In 1954, Iowa finished with a 5–4 record. Before Gilliam’s senior season in 1955, he broke his leg and was forced to sit out for a year. Jones and Vincent played their senior seasons in 1955, with Cal Jones winning the Outland Trophy.

In Gilliam’s senior season of 1956, Iowa had a 9–1 record, winning the Big Ten and a trip to the Rose Bowl for the first time in school history. Frank Gilliam was named a second-team All-American after the season. The happy occasion was marred, however, by the discovery that Gilliam’s close friend, Cal Jones, had died in a plane crash in the mountains of western Canada during a howling windstorm.

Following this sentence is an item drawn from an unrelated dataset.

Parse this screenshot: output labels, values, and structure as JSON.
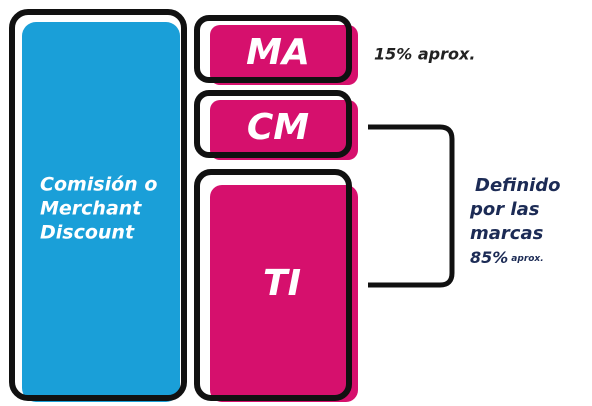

Frank Gilliam’s final game with the Hawkeyes came in the 1957 Rose Bowl, where Iowa defeated Oregon State, 35–19.

==Professional career==
Frank Gilliam played for the Winnipeg Blue Bombers of the Canadian Football League for three seasons from 1957–1959. After retiring from professional football, he was a teacher for a few years before becoming an assistant coach to Jerry Burns at the University of Iowa from 1966–1970. Gilliam then joined the Minnesota Vikings, where he was a scout and personnel man for over 36 years. He left the Vikings in 2007, after deciding to pursue other career opportunities.

In 1989, Iowa fans selected an all-time University of Iowa football team during the 100th-anniversary celebration of Iowa football, and Frank Gilliam was selected as a starting end.

==Death==
Gilliam died on April 2, 2023, at the age of 89.